How often is safe depends on what probabilities you are willing to accept.
I just checked on one of clusters with 4PB of data, the scanner fixes
about 1 block a day. Assuming avg size of 64MB per block (pretty high),
probability that 3 copies of one replica go bad in 3 weeks is of the
range 1e-12. In reality it is mostly 2-3 orders less probable.
Raghu.
Brian Bockelman wrote:
On Nov 13, 2008, at 11:32 AM, Raghu Angadi wrote:
Brian Bockelman wrote:
Hey all,
I noticed that the maximum throttle for the datanode block scanner is
hardcoded at 8MB/s.
I think this is insufficient; on a fully loaded Sun Thumper, a full
scan at 8MB/s would take something like 70 days.
Is it possible to make this throttle a bit smarter? At the very
least, would anyone object to a patch which exposed this throttle as
a config option? Alternately, a smarter idea would be to throttle
the block scanner at (8MB/s) * (# of volumes), under the assumption
that there is at least 1 disk per volume.
Making the max configurable seems useful. Either of the above options
is fine, though the first one might be simpler for configuration.

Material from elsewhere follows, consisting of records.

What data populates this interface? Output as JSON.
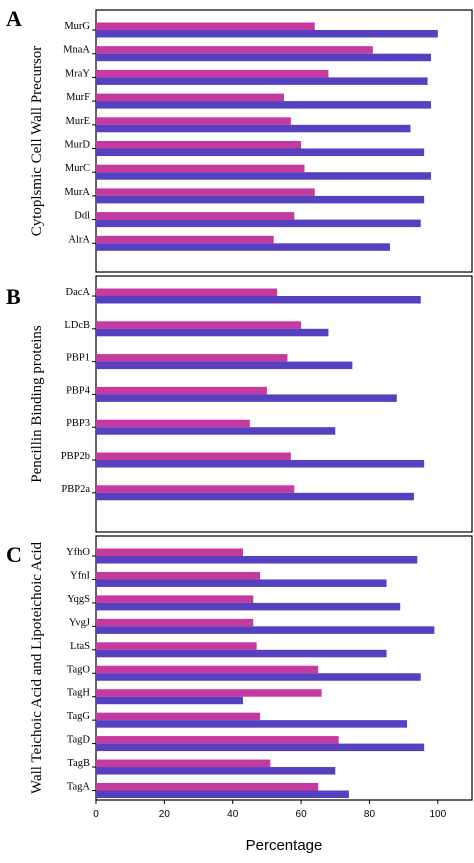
{
  "colors": {
    "series_a": "#c43a9e",
    "series_b": "#5540c0",
    "frame": "#000000"
  },
  "chart_data": [
    {
      "type": "bar",
      "orientation": "horizontal",
      "panel": "A",
      "ylabel": "Cytoplsmic Cell Wall Precursor",
      "xlim": [
        0,
        110
      ],
      "categories": [
        "MurG",
        "MnaA",
        "MraY",
        "MurF",
        "MurE",
        "MurD",
        "MurC",
        "MurA",
        "Ddl",
        "AlrA"
      ],
      "series": [
        {
          "values": [
            64,
            81,
            68,
            55,
            57,
            60,
            61,
            64,
            58,
            52
          ]
        },
        {
          "values": [
            100,
            98,
            97,
            98,
            92,
            96,
            98,
            96,
            95,
            86
          ]
        }
      ]
    },
    {
      "type": "bar",
      "orientation": "horizontal",
      "panel": "B",
      "ylabel": "Pencillin Binding proteins",
      "xlim": [
        0,
        110
      ],
      "categories": [
        "DacA",
        "LDcB",
        "PBP1",
        "PBP4",
        "PBP3",
        "PBP2b",
        "PBP2a"
      ],
      "series": [
        {
          "values": [
            53,
            60,
            56,
            50,
            45,
            57,
            58
          ]
        },
        {
          "values": [
            95,
            68,
            75,
            88,
            70,
            96,
            93
          ]
        }
      ]
    },
    {
      "type": "bar",
      "orientation": "horizontal",
      "panel": "C",
      "ylabel": "Wall Teichoic Acid and Lipoteichoic Acid",
      "xlabel": "Percentage",
      "xlim": [
        0,
        110
      ],
      "xticks": [
        0,
        20,
        40,
        60,
        80,
        100
      ],
      "categories": [
        "YfhO",
        "YfnI",
        "YqgS",
        "YvgJ",
        "LtaS",
        "TagO",
        "TagH",
        "TagG",
        "TagD",
        "TagB",
        "TagA"
      ],
      "series": [
        {
          "values": [
            43,
            48,
            46,
            46,
            47,
            65,
            66,
            48,
            71,
            51,
            65
          ]
        },
        {
          "values": [
            94,
            85,
            89,
            99,
            85,
            95,
            43,
            91,
            96,
            70,
            74
          ]
        }
      ]
    }
  ]
}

8MB/s is calculated for around 4TB of data on a node. given 80k
seconds a day, it is around 6-7 days. 8-10 MB/s is not too bad a load
on 2-4 disk machine.
Hm... on second thought, however trivial the resulting disk I/O would
be, on the Thumper example, the maximum throttle would be 3Gbps:
that's a nontrivial load on the bus.
How do other "big sites" handle this? We're currently at 110TB raw,
are considering converting ~240TB over from another file system, and
are planning to grow to 800TB during 2009. A quick calculation shows
that to do a weekly scan at that size, we're talking ~10Gbps of
sustained reads.
You have a 110 TB on single datanode and moving to 800TB nodes? Note
that this rate applies to amount of data on a single datanode.
Nah -110TB total in the system (200 datanodes), and will move to 800TB
total (probably 250 datanodes).
However, we do have some larger nodes (we range from 80GB to 48TB per
node); recent and planned purchases are in the 4-8TB per node range, but
I'd sure hate to throw away 48TB of disks :)
On the 48TB node, a scan at 8MB/s would take 70 days. I'd have to run
at a rate of 80MB/s to scan through in 7 days. While 80MB/s over 48
disks is not much, I was curious about how the rest of the system would
perform (the node is in production on a different file system right now,
so borrowing it is not easy...); 80MB/s sounds like an awful lot for
"background noise".
Do any other large sites run such large nodes? How long of a period
between block scans do sites use in order to feel "safe" ?
Brian
Raghu.
I still worry that the rate is too low; if we have a suspicious node,
or users report a problematic file, waiting a week for a full scan is
too long. I've asked a student to implement a tool which can trigger
a full block scan of a path (the idea would be able to do "hadoop
fsck /path/to/file -deep"). What would be the best approach for him
to take to initiate a high-rate "full volume" or "full datanode" scan?